11. The tampon applicator of claim 1 including a nucleating agent.

12. The tampon applicator of claim 1 including a biodegradable filler.

13. The tampon applicator of any one of claims 1-12 having a tampon enclosed therein.

14. A method for making a tampon applicator comprising the steps of providing a composition comprising a copolymer of 3-hydroxybutyric acid and 3-hydroxyvaleric acid residues and a plasticizer, the mol % of said 3-hydroxyvaleric acid residues and the quantity of plasticizer being selected to result in said composition having a melt flow of not more than 20 minutes and, when molded, to result in a material having a modulus of elasticity of 0.2 to 1.0 GPa; and molding said composition into the hollow cylindrical body

15. The method of claim 14 wherein said material has a modulus of elasticity ranging from about 0.3 to about 0.6 GPa.

16. The method of claim 14 wherein said 3-hydroxybutyric acid residues are present in the range of from about 5 to about 30 moles %, based on the total moles of 3-hydroxybutyric and 3-hydroxyvaleric acid residues present.

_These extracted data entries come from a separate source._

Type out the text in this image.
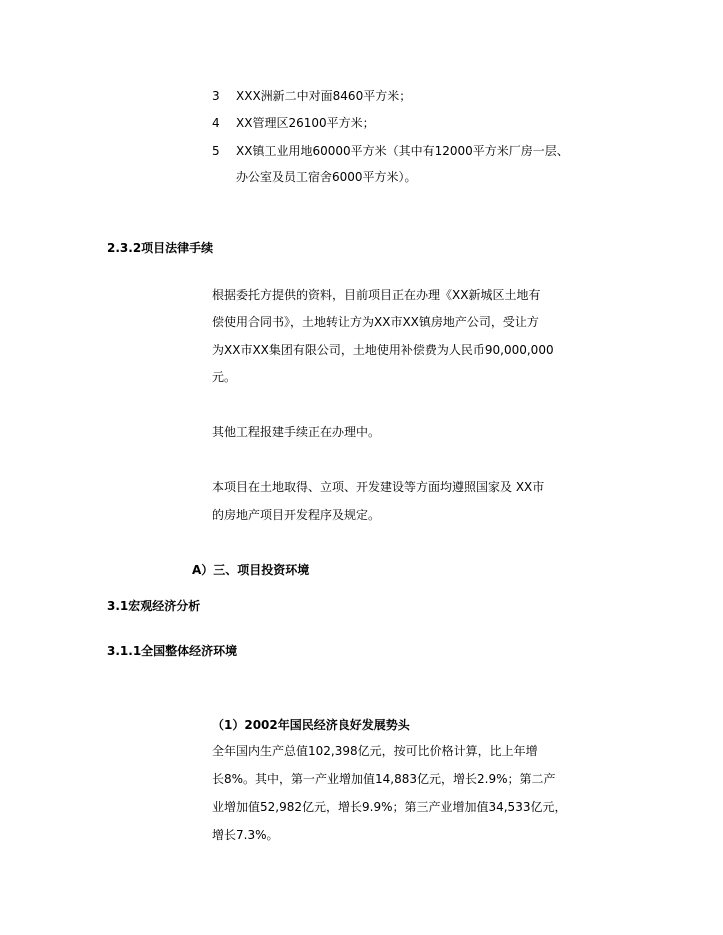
3 XXX洲新二中对面8460平方米；
4 XX管理区26100平方米；
5 XX镇工业用地60000平方米（其中有12000平方米厂房一层、
办公室及员工宿舍6000平方米）。
2.3.2项目法律手续
根据委托方提供的资料，目前项目正在办理《XX新城区土地有
偿使用合同书》，土地转让方为XX市XX镇房地产公司，受让方
为XX市XX集团有限公司，土地使用补偿费为人民币90,000,000
元。
其他工程报建手续正在办理中。
本项目在土地取得、立项、开发建设等方面均遵照国家及 XX市
的房地产项目开发程序及规定。
A）三、项目投资环境
3.1宏观经济分析
3.1.1全国整体经济环境
（1）2002年国民经济良好发展势头
全年国内生产总值102,398亿元，按可比价格计算，比上年增
长8%。其中，第一产业增加值14,883亿元，增长2.9%；第二产
业增加值52,982亿元，增长9.9%；第三产业增加值34,533亿元，
增长7.3%。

17. The method of claim 16, wherein said 3-hydroxybutyric acid residues are present in the range of from about 10 to about 30 mol %, based on the total moles of 3-hydroxybutyric and 3-hydroxyvaleric acid residues present.

18. The method of claim 14, wherein said plasticizers present in an amount of less than 40 parts per hundred parts (by weight) of polymer.

19. The method of claim 18 wherein said plasticizer is present in an amount of from about 10 to about 30 parts per hundred parts by weight of polymer.

20. The method of claim 14 wherein said plasticizer is selected from the group consisting of diacetin, dibenzoate, triethyl phosphate, alkylarylphosphate, iso-decyl diphenyl phosphate, butylbenzyl phthalate, neopentyl glycol, p-toluene sulphonamide, dialkylalkyleneoxide glutarate, and mixtures thereof.

21. The method of claim 20 wherein the plasticizer comprises a mixture of p-toluene sulphonamide and dialkylalkyleneoxide glutarate.

22. The method of claim 14 including a nucleating agent.

23. The method of claim 14 including a biodegradable filler.

24. A method according to any one of claims 14-23 comprising the further step of inserting a tampon into said hollow cylindrical body.